Roland Virkus beschlich schon vor fünf Jahren ein mulmiges Gefühl, als man ihn auf Sinan Kurt ansprach. Eine Art böse Vorahnung, die ihn auch drei Monate nach dem aufsehenerregenden Wechsel des damals 18 Jahre alten Offensiv-Juwels zum FC Bayern beschäftigte.
Mächtig in die Haare hatten sich Gladbachs Sportdirektor Max Eberl und der damalige Bayern-Sportvorstand Matthias Sammer wegen Kurt bekommen. Geheime Angebote in Garagen soll es gegeben haben, mediale Verbalscharmützel und am Ende hatte der FCB sein neues Talent - und das für gerade einmal drei Millionen Euro.
"Gladbach wäre die bessere Wahl gewesen", um zum Bundesligaspieler zu reifen, mutmaßte Virkus, Leiter des Gladbacher Nachwuchsleistungszentrums, damals im Interview mit SPOX - und sollte damit Recht behalten.
Den Bundesligaspieler Sinan Kurt gab es seitdem nur ganze 48 Minuten lang. Den Rest der vergangenen fünf Jahre verbrachte Kurt erst in Jugend-, dann in Reservemannschaften der Bayern und von Hertha BSC und schließlich in der österreichischen 2. Liga.
Sinan Kurt bei der WSG Swarovski Tirol: Ein Topf voll Gold
Die WSG Swarovski Tirol hatte Kurt ablösefrei über das "fantastische Netzwerk" ihrer Präsidentin Diana Langes-Swarovski verpflichtet, in der Hoffnung "ein Ass im Aufstiegskampf" zu ziehen.
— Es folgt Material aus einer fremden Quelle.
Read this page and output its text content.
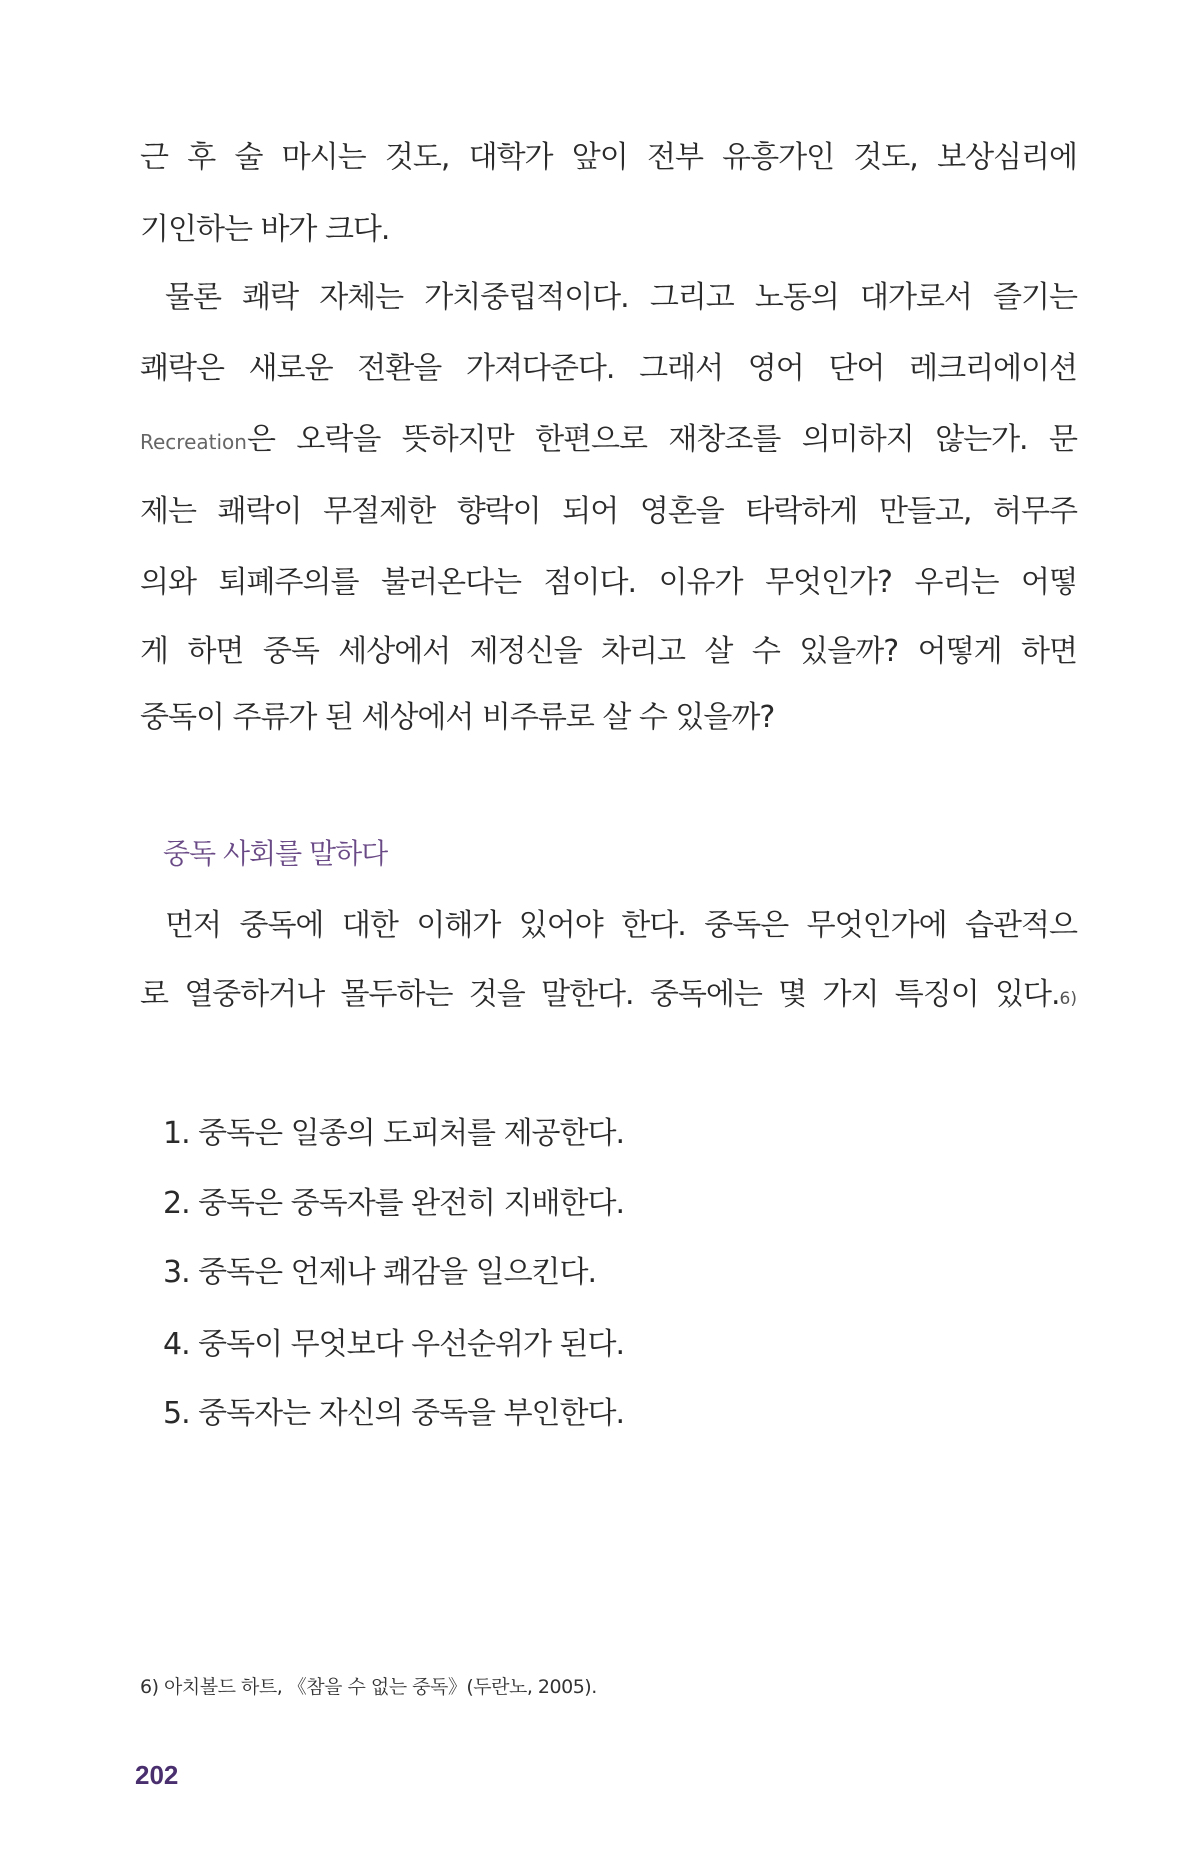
근 후 술 마시는 것도, 대학가 앞이 전부 유흥가인 것도, 보상심리에
기인하는 바가 크다.
물론 쾌락 자체는 가치중립적이다. 그리고 노동의 대가로서 즐기는
쾌락은 새로운 전환을 가져다준다. 그래서 영어 단어 레크리에이션
Recreation은 오락을 뜻하지만 한편으로 재창조를 의미하지 않는가. 문
제는 쾌락이 무절제한 향락이 되어 영혼을 타락하게 만들고, 허무주
의와 퇴폐주의를 불러온다는 점이다. 이유가 무엇인가? 우리는 어떻
게 하면 중독 세상에서 제정신을 차리고 살 수 있을까? 어떻게 하면
중독이 주류가 된 세상에서 비주류로 살 수 있을까?
중독 사회를 말하다
먼저 중독에 대한 이해가 있어야 한다. 중독은 무엇인가에 습관적으
로 열중하거나 몰두하는 것을 말한다. 중독에는 몇 가지 특징이 있다.6)
1. 중독은 일종의 도피처를 제공한다.
2. 중독은 중독자를 완전히 지배한다.
3. 중독은 언제나 쾌감을 일으킨다.
4. 중독이 무엇보다 우선순위가 된다.
5. 중독자는 자신의 중독을 부인한다.
6) 아치볼드 하트, 《참을 수 없는 중독》(두란노, 2005).
202
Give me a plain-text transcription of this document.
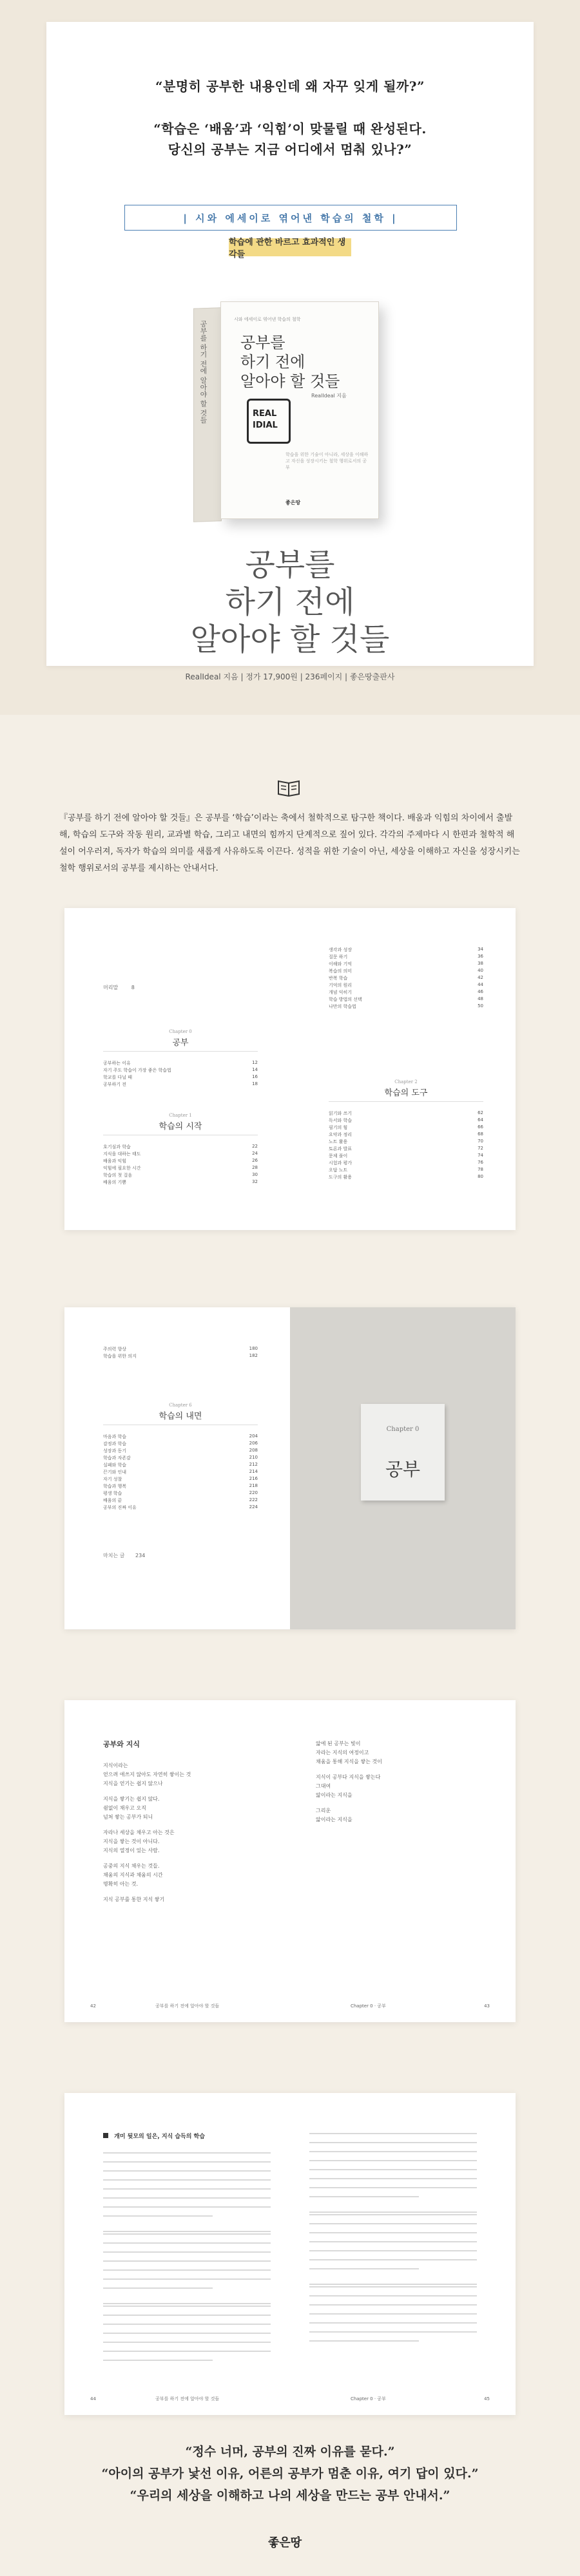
“분명히 공부한 내용인데 왜 자꾸 잊게 될까?”
“학습은 ‘배움’과 ‘익힘’이 맞물릴 때 완성된다.
당신의 공부는 지금 어디에서 멈춰 있나?”
| 시와 에세이로 엮어낸 학습의 철학 |
학습에 관한 바르고 효과적인 생각들
공부를 하기 전에 알아야 할 것들
시와 에세이로 엮어낸 학습의 철학
공부를
하기 전에
알아야 할 것들
RealIdeal 지음
REAL
IDIAL
학습을 위한 기술이 아니라, 세상을 이해하고 자신을 성장시키는 철학 행위로서의 공부
좋은땅
공부를
하기 전에
알아야 할 것들
RealIdeal 지음 | 정가 17,900원 | 236페이지 | 좋은땅출판사
『공부를 하기 전에 알아야 할 것들』은 공부를 ‘학습’이라는 축에서 철학적으로 탐구한 책이다. 배움과 익힘의 차이에서 출발해, 학습의 도구와 작동 원리, 교과별 학습, 그리고 내면의 힘까지 단계적으로 짚어 있다. 각각의 주제마다 시 한편과 철학적 해설이 어우러져, 독자가 학습의 의미를 새롭게 사유하도록 이끈다. 성적을 위한 기술이 아닌, 세상을 이해하고 자신을 성장시키는 철학 행위로서의 공부를 제시하는 안내서다.
머리말	8
Chapter 0
공부
공부하는 이유	12
자기 주도 학습이 가장 좋은 학습법	14
학교를 다닐 때	16
공부하기 전	18
Chapter 1
학습의 시작
호기심과 학습	22
지식을 대하는 태도	24
배움과 익힘	26
익힘에 필요한 시간	28
학습의 첫 걸음	30
배움의 기쁨	32
생각과 성장	34
질문 하기	36
이해와 기억	38
복습의 의미	40
반복 학습	42
기억의 원리	44
개념 익히기	46
학습 방법의 선택	48
나만의 학습법	50
Chapter 2
학습의 도구
읽기와 쓰기	62
독서와 학습	64
필기의 힘	66
요약과 정리	68
노트 활용	70
토론과 발표	72
문제 풀이	74
시험과 평가	76
오답 노트	78
도구의 활용	80
주의력 향상	180
학습을 위한 의지	182
Chapter 6
학습의 내면
마음과 학습	204
감정과 학습	206
성장과 동기	208
학습과 자존감	210
실패와 학습	212
끈기와 인내	214
자기 성찰	216
학습과 행복	218
평생 학습	220
배움의 끝	222
공부의 진짜 이유	224
마치는 글 234
Chapter 0
공부
공부와 지식
지식이라는
얻으려 애쓰지 않아도 자연히 쌓이는 것
지식을 얻기는 쉽지 않으나
지식을 쌓기는 쉽지 않다.
쉼없이 채우고 오직
넘쳐 쌓는 공부가 되니
자라나 세상을 채우고 아는 것은
지식을 쌓는 것이 아니다.
지식의 열정이 있는 사람.
공중의 지식 채우는 것들.
채움의 지식과 채움의 시간
명확히 아는 것.
지식 공부를 통한 지식 쌓기
42	공부를 하기 전에 알아야 할 것들
앎에 된 공부는 빛이
자라는 지식의 여정이고
채움을 통해 지식을 쌓는 것이
지식이 공부다 지식을 쌓는다
그대여
앎이라는 지식을
그리운
앎이라는 지식을
Chapter 0 · 공부	43
개미 뒷모의 일은, 지식 습득의 학습
44	공부를 하기 전에 알아야 할 것들	Chapter 0 · 공부	45
“정수 너머, 공부의 진짜 이유를 묻다.”
“아이의 공부가 낯선 이유, 어른의 공부가 멈춘 이유, 여기 답이 있다.”
“우리의 세상을 이해하고 나의 세상을 만드는 공부 안내서.”
좋은땅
Das sagte Trainer Thomas Silberberger bei Kurts Vorstellung im Februar 2019.
Fünf Monate, 13 Spiele (davon acht von der Bank) und ein Tor später wurde der Vertrag von Kurt nach dem geschafften Aufstieg aufgelöst. "Aufgrund der Ausländerbeschränkung in der Bundesliga ist es schwierig beziehungsweise nicht möglich, dass wir ihn bei uns behalten", erklärte Wattens-Manager Stefan Köck bei laola1.at. Dabei trifft es das Wort "Ausländerbeschränkung" eigentlich nicht.
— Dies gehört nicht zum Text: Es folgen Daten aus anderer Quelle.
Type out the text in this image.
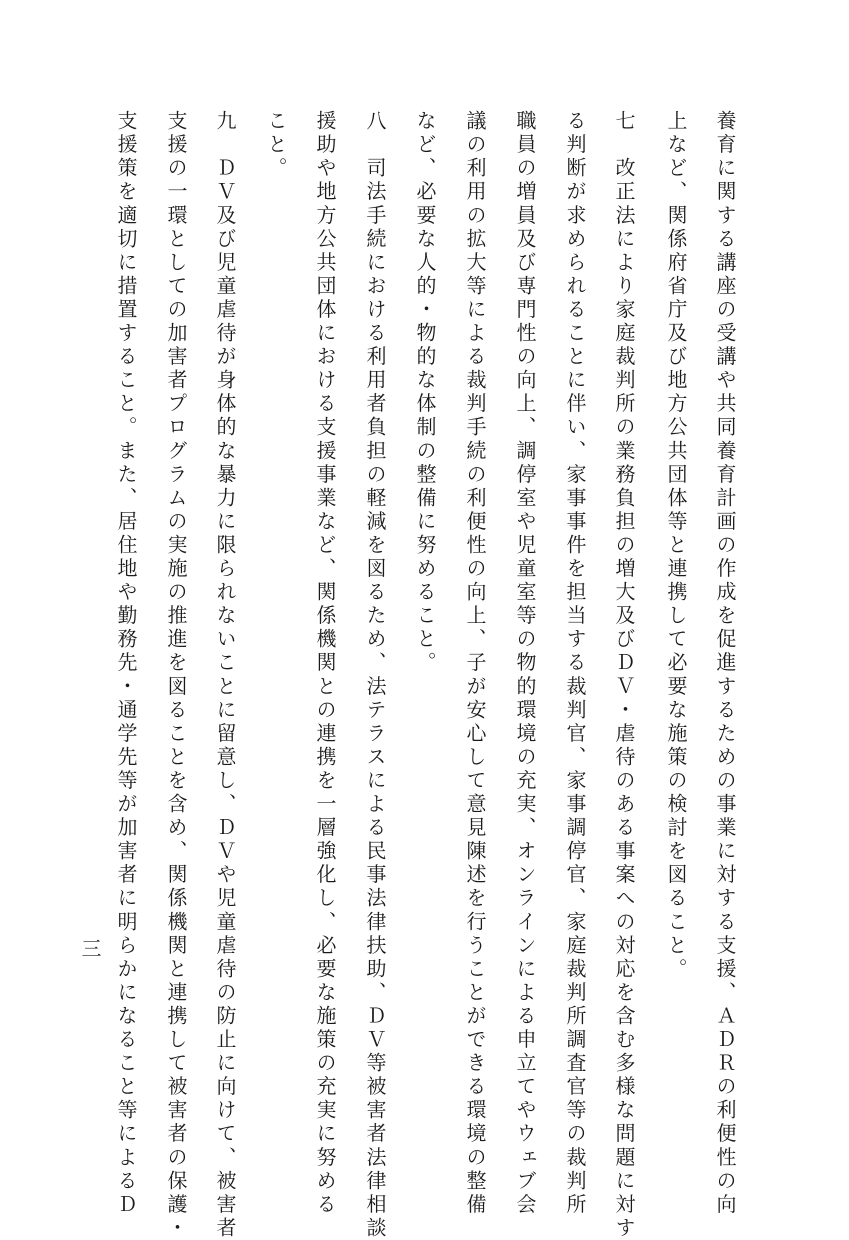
養育に関する講座の受講や共同養育計画の作成を促進するための事業に対する支援、ＡＤＲの利便性の向
上など、関係府省庁及び地方公共団体等と連携して必要な施策の検討を図ること。
七　改正法により家庭裁判所の業務負担の増大及びＤＶ・虐待のある事案への対応を含む多様な問題に対す
る判断が求められることに伴い、家事事件を担当する裁判官、家事調停官、家庭裁判所調査官等の裁判所
職員の増員及び専門性の向上、調停室や児童室等の物的環境の充実、オンラインによる申立てやウェブ会
議の利用の拡大等による裁判手続の利便性の向上、子が安心して意見陳述を行うことができる環境の整備
など、必要な人的・物的な体制の整備に努めること。
八　司法手続における利用者負担の軽減を図るため、法テラスによる民事法律扶助、ＤＶ等被害者法律相談
援助や地方公共団体における支援事業など、関係機関との連携を一層強化し、必要な施策の充実に努める
こと。
九　ＤＶ及び児童虐待が身体的な暴力に限られないことに留意し、ＤＶや児童虐待の防止に向けて、被害者
支援の一環としての加害者プログラムの実施の推進を図ることを含め、関係機関と連携して被害者の保護・
支援策を適切に措置すること。また、居住地や勤務先・通学先等が加害者に明らかになること等によるＤ
三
Gemeint hatte Köck den sogenannten Österreich-Topf, der jene Klubs finanziell entlohnt, die gezielt auf österreichische Spieler setzen. Vereinfacht gesagt: Wer mehr Österreicher einsetzt, erhält mehr Geld. Wer mehr als sechs Legionäre im Kader hat, erhält nichts.
Während ein Klub wie RB Salzburg darüber nur müde lächeln kann, war ein Liga-Neuling wie die WSG mit sehr kleinem Budget auf die Extra-Einnahmen angewiesen. Also entschied sich der Klub im Sommer zwangsläufig für den buchstäblichen Topf voll Gold anstatt für Sinan Kurt. Seitdem ist der 23-Jährige vereinslos.
Neben dem Ex-Frankfurter Caio ist er aktuell der einzige gelistete Profi ohne Arbeitgeber, der von der renommierten Berater-Firma ROGON vertreten wird. Dort sind unter anderem Stars wie Roberto Firmino oder Julian Draxler Kunden. Und unter ihnen Kurt, der ja eigentlich so sein wollte wie sie und sogar das vielzitierte Talent dazu gehabt hatte, aber irgendwann in seiner Karriere völlig falsch abgebogen ist.
Sinan Kurt beim FC Bayern: (N)Oh Happy Day
Für viele - und da gehört Virkus dazu - ging dieser Zeitpunkt mit dem Wechsel zum FC Bayern München im Sommer 2014 einher. Als Kurt "alle offenen Türen" (Virkus) zugeschlagen und der Versuchung an der Säbener Straße nicht widerstehen konnte.
Gleiches gilt auch für Arie van Lent, der Kurt in dessen letztem A-Junioren-Jahr in Gladbach trainiert hatte. "Wenn alles für einen Spieler getan wird und alles bereit ist, um vielleicht den letzten Schritt zu machen und sich der Spieler anders entscheidet, muss man das akzeptieren", sagte van Lent erst im Sommer diesen Jahres dem Express und fügte hinzu: "Dann trauert man ihm auch nicht nach."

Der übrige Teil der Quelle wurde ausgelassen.